First-Year Seminar and Learning Communities

MEMORANDUM
TO: Islander Faculty and Academic Staff
SUBJECT: First-Year Seminar and Learning Communities

Dear Islander Faculty and Academic Staff, 

We continue to explore ways to improve our students success. For the past eight years, our first-year retention rate has averaged 58 percent, and we have not been able to make consistent progress in student retention. In addition, we have had a steady increase in the number of first-year students enrolling in TAMU-CC with some college credit. In Fall 2017, 37 percent of all first-year students entered with college credit while in Fall 2021, we had 47 percent of all first-year students start with some college credit. As you can imagine, this percent is likely to continue increasing over the next few years.

As I shared with you during the Fall 2021 Faculty/Staff Meeting, we need to do things differently to better serve our students. Our First-Year Learning Communities Program, which attaches the First-Year Seminar to two or more hard-linked paired Core courses, does not grant the flexibility needed by 47 percent of our entering students. Unfortunately, students cannot get the Core courses they want or need because of the hard-linked courses.

For these reasons, Dean Campbell was asked to assemble a Learning Communities Task Force to identify ways that we might decouple the First-Year Seminar from the paired courses. Because both first-year seminars and learning communities have demonstrated effectiveness with student retention and engagement, the goal was to find a path forward where both could be retained. Decoupling the First-Year Seminar from paired courses will allow us to design a First-Year Seminar Program tailored specifically for the needs of students we serve today and build a more robust Learning Communities Program for students at all levels.

Our next step is to have a team of faculty and staff redesign the First-Year Seminar.
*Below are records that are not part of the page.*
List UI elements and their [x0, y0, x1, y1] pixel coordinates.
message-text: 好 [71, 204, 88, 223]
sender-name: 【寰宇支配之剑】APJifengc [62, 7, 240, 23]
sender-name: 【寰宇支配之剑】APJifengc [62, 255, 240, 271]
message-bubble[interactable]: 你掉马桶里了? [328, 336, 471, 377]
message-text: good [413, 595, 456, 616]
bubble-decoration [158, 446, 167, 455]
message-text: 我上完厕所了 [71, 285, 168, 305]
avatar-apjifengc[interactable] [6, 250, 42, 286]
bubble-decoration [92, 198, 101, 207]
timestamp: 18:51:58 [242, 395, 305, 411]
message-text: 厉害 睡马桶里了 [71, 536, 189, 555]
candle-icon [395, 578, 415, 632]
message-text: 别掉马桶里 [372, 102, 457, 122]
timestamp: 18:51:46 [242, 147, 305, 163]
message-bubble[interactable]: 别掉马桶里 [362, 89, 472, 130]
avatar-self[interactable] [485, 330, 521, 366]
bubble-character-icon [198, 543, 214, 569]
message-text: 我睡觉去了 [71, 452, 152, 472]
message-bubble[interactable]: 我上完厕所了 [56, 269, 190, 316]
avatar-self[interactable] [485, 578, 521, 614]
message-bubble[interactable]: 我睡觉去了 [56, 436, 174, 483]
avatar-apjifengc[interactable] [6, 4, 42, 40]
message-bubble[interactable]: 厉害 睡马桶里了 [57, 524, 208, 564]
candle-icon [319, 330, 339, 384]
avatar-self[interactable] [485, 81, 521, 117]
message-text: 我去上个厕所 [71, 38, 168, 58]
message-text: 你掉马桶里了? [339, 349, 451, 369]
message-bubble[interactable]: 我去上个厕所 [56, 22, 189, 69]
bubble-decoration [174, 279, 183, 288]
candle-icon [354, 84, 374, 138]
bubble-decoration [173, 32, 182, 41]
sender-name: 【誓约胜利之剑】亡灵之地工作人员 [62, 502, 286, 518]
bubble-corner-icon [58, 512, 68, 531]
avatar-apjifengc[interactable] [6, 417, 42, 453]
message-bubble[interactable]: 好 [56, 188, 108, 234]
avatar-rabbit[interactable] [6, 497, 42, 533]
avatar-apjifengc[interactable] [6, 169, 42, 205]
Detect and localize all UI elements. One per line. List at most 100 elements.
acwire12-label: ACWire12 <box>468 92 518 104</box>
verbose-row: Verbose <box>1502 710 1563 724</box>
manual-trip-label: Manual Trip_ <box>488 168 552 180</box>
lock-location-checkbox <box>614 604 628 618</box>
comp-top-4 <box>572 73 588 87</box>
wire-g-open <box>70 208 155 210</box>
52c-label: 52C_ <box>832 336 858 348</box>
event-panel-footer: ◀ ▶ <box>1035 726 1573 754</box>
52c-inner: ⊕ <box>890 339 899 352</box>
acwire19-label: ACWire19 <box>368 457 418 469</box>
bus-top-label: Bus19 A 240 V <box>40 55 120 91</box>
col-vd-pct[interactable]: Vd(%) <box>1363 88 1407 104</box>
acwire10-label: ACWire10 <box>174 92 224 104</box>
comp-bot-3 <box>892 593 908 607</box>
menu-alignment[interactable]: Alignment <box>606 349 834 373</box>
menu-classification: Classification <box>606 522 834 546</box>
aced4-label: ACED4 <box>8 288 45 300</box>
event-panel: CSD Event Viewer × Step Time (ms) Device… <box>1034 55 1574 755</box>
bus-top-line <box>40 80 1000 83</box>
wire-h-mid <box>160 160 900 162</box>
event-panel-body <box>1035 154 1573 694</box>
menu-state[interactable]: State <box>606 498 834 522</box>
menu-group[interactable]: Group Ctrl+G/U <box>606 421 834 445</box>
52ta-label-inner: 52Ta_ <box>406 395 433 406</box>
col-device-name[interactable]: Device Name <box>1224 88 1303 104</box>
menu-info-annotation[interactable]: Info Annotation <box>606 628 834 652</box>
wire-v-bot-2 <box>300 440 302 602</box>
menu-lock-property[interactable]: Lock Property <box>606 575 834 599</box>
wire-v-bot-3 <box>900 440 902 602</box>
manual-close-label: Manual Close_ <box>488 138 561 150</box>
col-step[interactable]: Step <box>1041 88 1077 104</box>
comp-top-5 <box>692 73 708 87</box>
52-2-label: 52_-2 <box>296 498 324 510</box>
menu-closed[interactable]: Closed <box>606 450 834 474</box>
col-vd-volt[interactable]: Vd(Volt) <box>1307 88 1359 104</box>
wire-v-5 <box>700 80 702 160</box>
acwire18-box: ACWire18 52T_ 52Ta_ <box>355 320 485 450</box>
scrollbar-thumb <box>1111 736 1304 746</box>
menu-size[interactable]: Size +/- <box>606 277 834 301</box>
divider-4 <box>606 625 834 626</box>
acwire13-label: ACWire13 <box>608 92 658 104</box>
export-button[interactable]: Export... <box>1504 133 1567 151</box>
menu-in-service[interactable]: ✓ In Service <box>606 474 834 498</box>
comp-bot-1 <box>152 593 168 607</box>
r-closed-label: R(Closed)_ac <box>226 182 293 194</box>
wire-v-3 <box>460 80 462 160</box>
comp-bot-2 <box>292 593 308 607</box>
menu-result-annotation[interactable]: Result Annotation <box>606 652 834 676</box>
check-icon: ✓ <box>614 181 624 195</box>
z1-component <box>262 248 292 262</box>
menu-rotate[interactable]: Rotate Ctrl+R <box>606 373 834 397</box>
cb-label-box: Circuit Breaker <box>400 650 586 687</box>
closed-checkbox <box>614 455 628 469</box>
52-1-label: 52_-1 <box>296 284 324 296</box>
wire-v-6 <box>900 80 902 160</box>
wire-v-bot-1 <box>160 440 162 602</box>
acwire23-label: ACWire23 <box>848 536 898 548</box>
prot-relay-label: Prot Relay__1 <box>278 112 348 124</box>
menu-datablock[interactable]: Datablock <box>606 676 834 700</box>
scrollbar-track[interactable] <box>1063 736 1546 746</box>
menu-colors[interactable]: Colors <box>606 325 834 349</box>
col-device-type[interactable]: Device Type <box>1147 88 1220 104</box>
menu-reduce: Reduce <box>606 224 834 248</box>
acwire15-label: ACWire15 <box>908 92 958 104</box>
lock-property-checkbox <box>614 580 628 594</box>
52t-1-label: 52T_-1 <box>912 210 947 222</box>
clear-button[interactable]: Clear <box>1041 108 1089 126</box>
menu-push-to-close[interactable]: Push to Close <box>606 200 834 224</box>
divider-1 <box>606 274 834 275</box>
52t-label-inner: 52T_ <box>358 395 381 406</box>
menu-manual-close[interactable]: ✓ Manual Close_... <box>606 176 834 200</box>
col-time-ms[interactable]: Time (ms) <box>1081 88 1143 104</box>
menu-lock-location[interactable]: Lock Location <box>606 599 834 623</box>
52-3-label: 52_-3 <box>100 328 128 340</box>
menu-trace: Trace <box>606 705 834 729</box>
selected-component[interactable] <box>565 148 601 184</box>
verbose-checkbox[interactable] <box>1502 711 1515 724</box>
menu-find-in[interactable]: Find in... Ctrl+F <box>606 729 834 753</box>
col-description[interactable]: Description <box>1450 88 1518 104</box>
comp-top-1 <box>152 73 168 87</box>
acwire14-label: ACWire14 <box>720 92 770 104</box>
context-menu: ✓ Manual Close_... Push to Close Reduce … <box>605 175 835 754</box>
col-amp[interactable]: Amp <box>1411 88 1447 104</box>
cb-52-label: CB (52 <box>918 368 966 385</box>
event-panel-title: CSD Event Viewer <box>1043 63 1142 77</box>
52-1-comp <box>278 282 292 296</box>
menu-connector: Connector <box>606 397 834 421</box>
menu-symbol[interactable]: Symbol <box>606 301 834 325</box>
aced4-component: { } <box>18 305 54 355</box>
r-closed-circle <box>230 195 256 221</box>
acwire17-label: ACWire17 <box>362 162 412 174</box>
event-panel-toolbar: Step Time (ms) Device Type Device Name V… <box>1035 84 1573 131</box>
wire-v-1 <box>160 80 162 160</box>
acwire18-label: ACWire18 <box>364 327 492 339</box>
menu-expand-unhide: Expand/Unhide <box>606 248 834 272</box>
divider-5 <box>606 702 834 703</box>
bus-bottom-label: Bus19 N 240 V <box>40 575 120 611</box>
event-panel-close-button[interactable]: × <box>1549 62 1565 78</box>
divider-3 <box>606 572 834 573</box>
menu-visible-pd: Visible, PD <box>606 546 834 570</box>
Since decisions about the First-Year Seminar impact all undergraduate programs, we would like to have faculty participation from each of the colleges and staff from student success areas. If you are interested in serving on this team and have some summer availability, please contact Jill Ratliff (Interim Associate Provost) at jill.ratliff@tamucc.edu. You may view the Learning Communities Task Force Report here

I am grateful to the faculty and staff that built and sustained TAMU-CC’s existing First-Year Learning Communities Program. As a model program, it has served thousands of students very well. As we prepare to move forward with two new models, their knowledge and experience will be invaluable.